Em fundos de renda fixa ou crédito privado, que normalmente têm volatilidade baixa, uma perda de 1% em poucos dias já é suficiente para derrubar o desempenho relativo no ranking anual. Rankings geralmente avaliam rentabilidade ajustada ao risco em 12 ou 24 meses. Quando alguns fundos grandes da casa sofrem quedas abruptas de cota, volatilidade inesperada e resgates pesados, isso puxa para baixo o resultado médio da gestora no período.
Debêntures GPA
Já no caso das debêntures do GPA, os grandes bancos não tinham nenhuma exposição aos títulos em novembro, exceto o Itaú, que tinha 0,5%. Neste caso, as seguintes gestoras de fundos independentes concentram o volume de debêntures, por ordem da maior para menor concentração: AZ Quest, SPX, Legacy, JGP, Valora, Vinland e Scalare, conforme tabela abaixo:
| Gestoras |
Títulos GPA em 30/11/2025 em R$ x 1000 |
Part. % |
| Az Quest |
171.075,9 |
50,6% |
| Spx Capital |
52.673,4 |
15,6% |
| Legacy Capital |
22.904,2 |
6,8% |
| Jgp Gestão de Crédito Ltda. |
16.699,5 |
4,9% |
| Valora Renda Fixa Ltda. |
14.498,2 |
4,3% |
| Vinland Capital Management Credito Priva |
14.260,9 |
4,2% |
| Scalare Capital |
12.586,0 |
3,7% |
| Af Invest |
8.030,8 |
2,4% |
| Vista Real Estate |
6.201,8 |
1,8% |
| Credit Suisse Hedging-Griffo Wealth Mana |
1.572,3 |
0,5% |
| Norte Asset Management Gestão de Recurso |
1.545,2 |
0,5% |
| Itau Asset |
1.274,5 |
0,4% |
| Riza Líquidos |
787,0 |
0,2% |
| Suno Asset Management |
692,7 |
0,2% |
| Quatá Investimentos |
656,1 |
0,2% |
| Rubik Capital |
467,2 |
0,1% |
| Tivio Capital |
359,0 |
0,1% |
| Schroder Investment |
168,8 |
0,0% |
| BNP Paribas Asset Ma |
165,6 |
0,0% |
| Multinvest Capital |
134,5 |
0,0% |
| Xp Advisory Gestao de Recursos |
83,3 |
0,0% |
| Daycoval Asset Manag |
42,1 |
0,0% |
| Guardian Gestora |
22,1 |
0,0% |
| Kadima Gestão |
16,2 |
0,0% |
| Lakewood Investment Management |
3,7 |
0,0% |
| Outras |
11.231,4 |
3,3% |
| Total (R$ x 1000) |
338.152,5 |
100,0% |
A Az Quest tem títulos da Raízen distribuídos em cinco estratégias diferentes. Ou seja, cada fundo pode ter um porcentual diferente dos títulos. Mas o fundo com maior exposição às debêntures do GPA tinha 2% de sua carteira atrelada aos títulos. Dos R$ 40 bilhões sob gestão da AZ Quest, R$ 30 bilhões estão relacionados a fundos de crédito.
Impacto para os cotistas
O impacto para o investidor vai depender da concentração dos títulos dessas empresas nas carteiras de cada um dos fundos. Rochman crê que esses impacto será, em geral, limitado.
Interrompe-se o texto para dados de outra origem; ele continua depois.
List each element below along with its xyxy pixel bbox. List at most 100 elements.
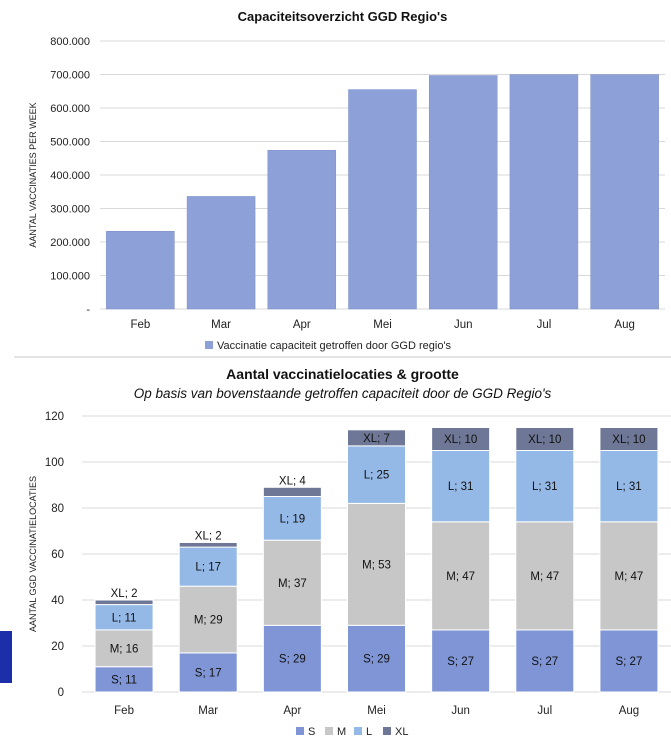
chart2-data-label: L; 25: [364, 470, 390, 482]
locations-stacked-bar-chart: 0 20 40 60 80 100 120 S; 11 M; 16 L; 11 XL; 2 Feb S;…: [28, 411, 671, 738]
chart-divider: [14, 356, 671, 358]
chart1-y-tick-label: 500.000: [50, 137, 90, 149]
chart2-data-label: S; 29: [363, 654, 390, 666]
chart2-x-tick-label: Jul: [537, 705, 552, 717]
chart2-y-tick-label: 0: [58, 687, 64, 699]
chart1-y-tick-label: -: [86, 304, 90, 316]
chart1-x-tick-label: Mei: [373, 319, 392, 331]
chart2-legend-swatch: [296, 727, 304, 735]
chart2-segment-m: [431, 521, 491, 631]
chart2-x-tick-label: Aug: [619, 705, 639, 717]
chart2-data-label: L; 19: [280, 513, 306, 525]
chart1-title: Capaciteitsoverzicht GGD Regio's: [237, 9, 448, 24]
chart1-legend-label: Vaccinatie capaciteit getroffen door GGD…: [217, 340, 452, 352]
chart2-data-label: S; 11: [111, 674, 137, 686]
chart2-segment-l: [515, 450, 575, 523]
chart2-data-label: XL; 2: [195, 531, 222, 543]
chart2-x-tick-label: Mar: [198, 705, 218, 717]
chart2-x-tick-label: Mei: [367, 705, 386, 717]
chart2-segment-l: [94, 604, 154, 631]
chart2-data-label: L; 31: [532, 481, 558, 493]
chart2-y-axis-label: AANTAL GGD VACCINATIELOCATIES: [28, 476, 38, 632]
chart2-segment-xl: [178, 542, 238, 548]
chart2-x-tick-label: Feb: [114, 705, 134, 717]
chart1-y-tick-label: 300.000: [50, 204, 90, 216]
chart1-bar: [186, 196, 256, 310]
chart1-bar: [267, 149, 337, 310]
chart2-segment-m: [599, 521, 659, 631]
chart1-x-tick-label: Apr: [293, 319, 311, 331]
chart1-x-tick-label: Feb: [130, 319, 150, 331]
left-edge-accent: [0, 631, 12, 683]
chart2-title: Aantal vaccinatielocaties & grootte: [226, 366, 459, 382]
chart1-y-tick-label: 400.000: [50, 170, 90, 182]
chart2-segment-m: [515, 521, 575, 631]
chart2-data-label: M; 37: [278, 578, 307, 590]
chart1-x-tick-label: Aug: [614, 319, 634, 331]
capacity-bar-chart: - 100.000 200.000 300.000 400.000 500.000 600.…: [28, 36, 665, 352]
chart2-segment-xl: [431, 427, 491, 451]
chart1-x-tick-label: Jun: [454, 319, 473, 331]
chart1-y-tick-label: 600.000: [50, 103, 90, 115]
chart2-segment-m: [347, 502, 406, 626]
chart2-legend-label: S: [308, 726, 315, 738]
chart2-x-tick-label: Jun: [451, 705, 470, 717]
chart2-data-label: M; 16: [110, 643, 139, 655]
chart2-segment-s: [94, 666, 154, 693]
chart2-data-label: L; 31: [448, 481, 474, 493]
chart2-x-tick-label: Apr: [283, 705, 301, 717]
chart2-data-label: L; 17: [195, 562, 221, 574]
chart2-data-label: L; 11: [112, 612, 137, 624]
chart2-y-tick-label: 80: [51, 503, 64, 515]
chart2-segment-l: [431, 450, 491, 523]
chart2-segment-m: [94, 629, 154, 668]
chart2-data-label: XL; 10: [612, 434, 645, 446]
chart2-legend-swatch: [383, 727, 391, 735]
chart1-bar: [106, 231, 175, 310]
chart2-y-tick-label: 100: [45, 457, 64, 469]
chart2-data-label: S; 27: [531, 656, 558, 668]
chart2-y-tick-label: 40: [51, 595, 64, 607]
locations-chart-panel: Aantal vaccinatielocaties & grootte Op b…: [14, 358, 671, 745]
chart2-y-tick-label: 20: [51, 641, 64, 653]
chart2-segment-xl: [347, 429, 406, 447]
chart2-y-tick-label: 60: [51, 549, 64, 561]
chart2-data-label: M; 47: [530, 571, 559, 583]
chart2-data-label: XL; 4: [279, 475, 306, 487]
chart1-y-tick-label: 700.000: [50, 70, 90, 82]
chart2-data-label: S; 27: [447, 656, 474, 668]
chart1-legend-swatch: [205, 341, 213, 349]
chart2-data-label: S; 17: [195, 667, 222, 679]
chart2-segment-s: [515, 629, 575, 693]
chart2-data-label: L; 31: [616, 481, 642, 493]
chart2-legend-swatch: [325, 727, 333, 735]
chart2-segment-l: [347, 445, 406, 504]
chart1-x-tick-label: Jul: [537, 319, 552, 331]
chart2-segment-s: [431, 629, 491, 693]
chart2-subtitle: Op basis van bovenstaande getroffen capa…: [133, 386, 552, 401]
chart2-segment-l: [599, 450, 659, 523]
chart2-segment-s: [262, 624, 322, 693]
chart2-segment-s: [178, 652, 238, 693]
chart2-legend-label: L: [366, 726, 372, 738]
chart2-data-label: S; 29: [279, 654, 306, 666]
chart2-legend-label: M: [337, 726, 346, 738]
chart2-segment-xl: [262, 486, 322, 498]
chart1-bar: [509, 74, 579, 310]
chart2-data-label: M; 47: [615, 571, 644, 583]
chart1-x-tick-label: Mar: [211, 319, 231, 331]
chart1-bar: [590, 74, 659, 310]
chart1-bar: [348, 89, 417, 310]
chart2-data-label: XL; 7: [363, 433, 390, 445]
chart2-data-label: S; 27: [615, 656, 642, 668]
chart1-y-tick-label: 800.000: [50, 36, 90, 48]
chart2-segment-m: [262, 539, 322, 626]
chart2-data-label: M; 29: [194, 615, 223, 627]
chart2-segment-m: [178, 585, 238, 654]
chart2-data-label: XL; 2: [111, 588, 138, 600]
chart1-bar: [428, 75, 498, 310]
chart2-data-label: XL; 10: [444, 434, 477, 446]
chart1-y-axis-label: AANTAL VACCINATIES PER WEEK: [28, 102, 38, 247]
chart2-data-label: M; 47: [446, 571, 475, 583]
chart2-y-tick-label: 120: [45, 411, 64, 423]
Contudo, o investidor vai perceber queda no valor de sua cota, pois os fundos terão que marcar o valor dos títulos ao mercado. “Entre esta e a próxima semana veremos os impactos”, aponta Rochman.
Ainda que as debêntures representam 0,90% dos fundos, caso caíam 50%, como aconteceu com alguns títulos da Raízen, o cotista já verá uma marcação a mercado negativa de 0,45%. “O valor da cota cai de um dia para outro. Não precisa ter muito na carteira para sentir as dores da desvalorização das debêntures“.
Depois da marcação a mercado, restará esperar o plano de recuperação. As gestoras poderão tentar vender os títulos no mercado, mas, neste caso, amargarão perdas.